Speaking at the recent Detroit motor show, Schwarzenbauer suggested that the Mini line-up could be reduced from the six or seven models planned for the third-generation range in the fourth-gen line-up due at the end of the decade. He also said he would like to see the styling of future Mini models to change to have much greater differentiation.
His surprise intervention came just days before the international launch of the new Mk3 Mini. He said BMW had to be “sensitive about the number of variants and about size. It is better to go in a different direction to concentrate on doing less but better”.
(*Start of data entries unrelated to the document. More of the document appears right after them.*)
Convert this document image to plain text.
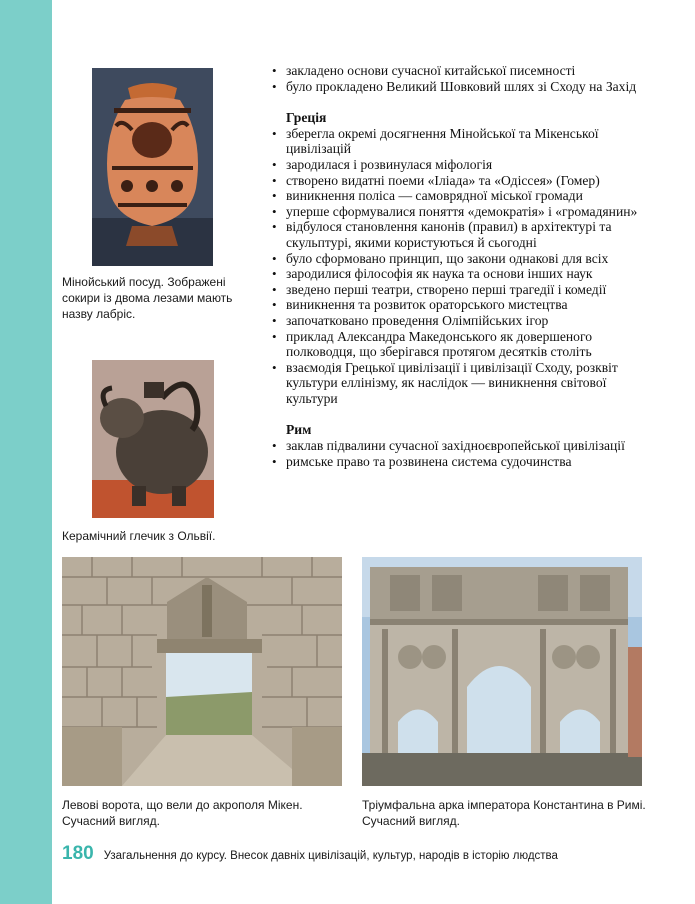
Мінойський посуд. Зображені сокири із двома лезами мають назву лабріс.
Керамічний глечик з Ольвії.
• закладено основи сучасної китайської писемності
• було прокладено Великий Шовковий шлях зі Сходу на Захід
Греція
• зберегла окремі досягнення Мінойської та Мікенської цивілізацій
• зародилася і розвинулася міфологія
• створено видатні поеми «Іліада» та «Одіссея» (Гомер)
• виникнення поліса — самоврядної міської громади
• уперше сформувалися поняття «демократія» і «громадянин»
• відбулося становлення канонів (правил) в архітектурі та скульптурі, якими користуються й сьогодні
• було сформовано принцип, що закони однакові для всіх
• зародилися філософія як наука та основи інших наук
• зведено перші театри, створено перші трагедії і комедії
• виникнення та розвиток ораторського мистецтва
• започатковано проведення Олімпійських ігор
• приклад Александра Македонського як довершеного полководця, що зберігався протягом десятків століть
• взаємодія Грецької цивілізації і цивілізації Сходу, розквіт культури еллінізму, як наслідок — виникнення світової культури
Рим
• заклав підвалини сучасної західноєвропейської цивілізації
• римське право та розвинена система судочинства
Левові ворота, що вели до акрополя Мікен. Сучасний вигляд.
Тріумфальна арка імператора Константина в Римі. Сучасний вигляд.
180 Узагальнення до курсу. Внесок давніх цивілізацій, культур, народів в історію людства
Schwarzenbauer’s outline plan involves further improving the design and build quality of the Mk4 Mini range over that of the Mk3, achieved by concentrating Mini’s research and development spending on a smaller number of models.
Schwarzenbauer would also like to see a small Mini design studio based in London. The current Mini design team is in based in Munich, and it is thought that the only British members who work there are in the clay modelling division. Indeed, the success of Nissan’s London-based design team — responsible for the Qashqai and Juke — has been noted by the rest of industry. Nissan’s Infiniti brand is also about to open a London studio.
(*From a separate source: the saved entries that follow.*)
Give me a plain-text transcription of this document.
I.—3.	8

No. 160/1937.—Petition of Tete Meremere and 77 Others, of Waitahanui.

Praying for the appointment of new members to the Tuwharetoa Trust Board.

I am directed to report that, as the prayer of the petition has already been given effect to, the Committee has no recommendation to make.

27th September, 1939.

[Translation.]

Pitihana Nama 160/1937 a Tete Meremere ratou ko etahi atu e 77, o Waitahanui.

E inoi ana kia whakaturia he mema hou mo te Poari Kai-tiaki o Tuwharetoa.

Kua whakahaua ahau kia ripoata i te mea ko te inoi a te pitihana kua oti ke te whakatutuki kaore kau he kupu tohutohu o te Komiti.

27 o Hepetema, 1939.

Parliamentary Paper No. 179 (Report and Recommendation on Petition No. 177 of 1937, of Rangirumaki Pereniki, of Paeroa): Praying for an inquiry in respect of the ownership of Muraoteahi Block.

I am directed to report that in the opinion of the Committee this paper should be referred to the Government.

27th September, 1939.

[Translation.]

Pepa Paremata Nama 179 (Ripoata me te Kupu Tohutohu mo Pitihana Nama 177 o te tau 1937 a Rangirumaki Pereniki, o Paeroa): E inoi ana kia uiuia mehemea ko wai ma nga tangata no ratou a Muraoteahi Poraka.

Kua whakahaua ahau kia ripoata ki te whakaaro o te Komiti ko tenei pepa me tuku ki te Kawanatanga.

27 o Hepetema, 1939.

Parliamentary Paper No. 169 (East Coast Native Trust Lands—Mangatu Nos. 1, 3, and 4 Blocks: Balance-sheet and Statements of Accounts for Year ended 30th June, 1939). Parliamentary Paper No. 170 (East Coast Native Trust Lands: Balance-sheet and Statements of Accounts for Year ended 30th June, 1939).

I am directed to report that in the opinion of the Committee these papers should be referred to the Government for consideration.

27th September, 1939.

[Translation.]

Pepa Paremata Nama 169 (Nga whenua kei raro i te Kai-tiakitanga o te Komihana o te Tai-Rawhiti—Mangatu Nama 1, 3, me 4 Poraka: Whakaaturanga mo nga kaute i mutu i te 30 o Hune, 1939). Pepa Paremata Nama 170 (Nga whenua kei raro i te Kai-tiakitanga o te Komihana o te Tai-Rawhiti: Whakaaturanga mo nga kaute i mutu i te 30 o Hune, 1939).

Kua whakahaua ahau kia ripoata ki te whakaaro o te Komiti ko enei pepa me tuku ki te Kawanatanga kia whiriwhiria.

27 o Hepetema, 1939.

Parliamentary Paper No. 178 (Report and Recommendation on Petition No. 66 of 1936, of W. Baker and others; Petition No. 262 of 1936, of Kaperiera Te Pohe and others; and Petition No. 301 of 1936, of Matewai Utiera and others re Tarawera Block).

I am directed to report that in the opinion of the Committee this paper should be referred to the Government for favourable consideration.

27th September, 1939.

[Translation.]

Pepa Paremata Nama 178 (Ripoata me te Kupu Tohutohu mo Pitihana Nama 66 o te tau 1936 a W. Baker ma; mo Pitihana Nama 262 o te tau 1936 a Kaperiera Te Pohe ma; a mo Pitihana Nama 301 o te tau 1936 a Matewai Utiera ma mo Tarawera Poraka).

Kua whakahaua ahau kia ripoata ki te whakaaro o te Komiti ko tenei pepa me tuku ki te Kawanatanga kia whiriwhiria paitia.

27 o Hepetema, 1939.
Autocar understands that some BMW strategists are concerned that the Mini has strayed too far from its roots and that some models — particularly the new JCW concept — have become parodies of the original Cooper.
Schwarzenbauer’s ‘hero cars' appear to be a three-door hatch, a convertible sister car and a proper SUV. “Each model must be a hero in its own market and have the trademark personality, style and go-kart handling,” he said.
Schwarzenbauer revealed that he could foresee Mini models up to 4.5 metres long, some 30cm longer than today’s Countryman. A big Mini SUV could arrive in 2017 and mark the first expression of this strategy.
This new strategy could also result in Mini moving upmarket and away from its current pricing strategy. A hatchback to compete in the Volkswagen Golf class, priced from about £17,000, is possible. Higher-priced Minis also make more sense economically because production is in the UK, which has relatively high manufacturing costs.